Monitor | China graft probe looks more like a 'petro purge' than an assault on sleaze
If graft-busters focus on sectors controlled by rival political factions, it's hard to see investigations as anything but a tool to discredit opponents

China's latest anti-corruption drive, which has so far snared a clutch of senior serving and former state oil company executives, has been widely hailed as proof that the country's new leadership under President Xi Jinping and Premier Li Keqiang is serious about pushing through economic reforms in the face of stiff opposition from powerful entrenched interests in the state sector.
Maybe, but if they want to convince the sceptics, Xi's graft-busters will have to widen their investigations beyond China's state petroleum industry.
To prove they really mean business, they should consider turning over a few stones in China's mining industry, in its telecommunications and electrical equipment sectors, and, above all, in its property development business.

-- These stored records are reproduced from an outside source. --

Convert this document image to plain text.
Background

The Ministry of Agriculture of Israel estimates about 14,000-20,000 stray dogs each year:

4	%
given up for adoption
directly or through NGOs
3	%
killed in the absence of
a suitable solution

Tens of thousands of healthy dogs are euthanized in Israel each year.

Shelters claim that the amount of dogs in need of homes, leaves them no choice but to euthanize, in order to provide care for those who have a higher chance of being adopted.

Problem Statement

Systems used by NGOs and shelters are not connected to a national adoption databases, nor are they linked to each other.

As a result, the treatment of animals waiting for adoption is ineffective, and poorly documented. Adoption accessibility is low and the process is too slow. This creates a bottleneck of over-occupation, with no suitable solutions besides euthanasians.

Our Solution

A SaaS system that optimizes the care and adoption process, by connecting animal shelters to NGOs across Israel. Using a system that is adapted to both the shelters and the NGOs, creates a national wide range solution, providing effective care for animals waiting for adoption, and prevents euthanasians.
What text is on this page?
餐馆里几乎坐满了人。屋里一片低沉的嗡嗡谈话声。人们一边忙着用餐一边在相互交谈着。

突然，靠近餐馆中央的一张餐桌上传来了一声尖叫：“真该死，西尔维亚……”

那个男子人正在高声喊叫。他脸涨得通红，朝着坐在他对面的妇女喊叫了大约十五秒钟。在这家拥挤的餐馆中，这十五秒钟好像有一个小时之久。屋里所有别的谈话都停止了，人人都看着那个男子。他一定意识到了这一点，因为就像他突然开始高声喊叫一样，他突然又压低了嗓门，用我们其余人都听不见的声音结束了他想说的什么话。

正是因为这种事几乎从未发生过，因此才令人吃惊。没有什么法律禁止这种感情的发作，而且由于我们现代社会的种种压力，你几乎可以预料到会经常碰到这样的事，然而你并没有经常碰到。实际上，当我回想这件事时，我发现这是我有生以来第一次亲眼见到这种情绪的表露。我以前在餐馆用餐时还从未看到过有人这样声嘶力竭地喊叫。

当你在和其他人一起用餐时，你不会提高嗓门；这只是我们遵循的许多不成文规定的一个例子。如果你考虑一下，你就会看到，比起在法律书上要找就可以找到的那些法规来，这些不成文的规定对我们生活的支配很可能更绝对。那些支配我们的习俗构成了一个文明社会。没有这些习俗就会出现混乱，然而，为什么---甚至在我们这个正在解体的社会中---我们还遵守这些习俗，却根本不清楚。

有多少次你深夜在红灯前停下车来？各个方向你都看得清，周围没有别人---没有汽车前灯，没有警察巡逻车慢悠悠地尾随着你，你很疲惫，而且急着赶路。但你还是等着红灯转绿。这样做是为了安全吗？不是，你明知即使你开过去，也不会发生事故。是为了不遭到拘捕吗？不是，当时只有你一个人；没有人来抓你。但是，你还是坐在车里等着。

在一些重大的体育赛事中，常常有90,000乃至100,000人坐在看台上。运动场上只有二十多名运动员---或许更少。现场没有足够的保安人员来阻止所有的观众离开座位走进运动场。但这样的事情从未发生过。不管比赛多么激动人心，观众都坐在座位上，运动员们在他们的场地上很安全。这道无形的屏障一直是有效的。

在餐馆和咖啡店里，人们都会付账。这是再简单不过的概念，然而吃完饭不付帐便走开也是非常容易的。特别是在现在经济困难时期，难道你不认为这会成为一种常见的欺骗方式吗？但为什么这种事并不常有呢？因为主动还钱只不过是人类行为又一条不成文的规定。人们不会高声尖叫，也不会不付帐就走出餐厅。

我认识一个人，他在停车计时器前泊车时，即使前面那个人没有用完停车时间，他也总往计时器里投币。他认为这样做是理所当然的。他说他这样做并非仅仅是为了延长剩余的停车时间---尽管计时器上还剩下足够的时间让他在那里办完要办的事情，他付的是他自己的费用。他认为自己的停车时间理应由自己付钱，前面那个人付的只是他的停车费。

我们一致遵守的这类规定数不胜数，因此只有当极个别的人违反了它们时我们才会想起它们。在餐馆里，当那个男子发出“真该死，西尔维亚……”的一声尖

It’s not hard to fathom why the investigation is concentrating on figures from the oil industry
Corruption, cronyism and nepotism exist on a vast scale across these sectors, as well as in the petroleum industry, because China's economic model makes it all too easy for senior officials to trade on their positions to enrich themselves, their families and their friends.
Although Beijing has liberalised much of the country's "downstream" economy - light manufacturing, retailing and the like - Beijing retains a tight grip on "upstream" sectors including raw materials, energy, and communications, where state-owned corporations can make vast profits exploiting their monopoly positions.
Senior officials in the state monoliths then use their influence to grant lucrative contracts to private firms set up by their friends and relatives.
The extension of the latest anti-corruption probe from executives at state oil giants CNPC and PetroChina to encompass the chairman of Hong Kong-listed oil field services company Wison Engineering illustrates how the nexus works.
In effect, the state sector uses its monopolies to extract handsome rents from the private sector and people. In turn, officials and their cronies then use their influence to extract even more lucrative rents from the state sector, allowing them to amass fortunes in many cases worth billions of yuan.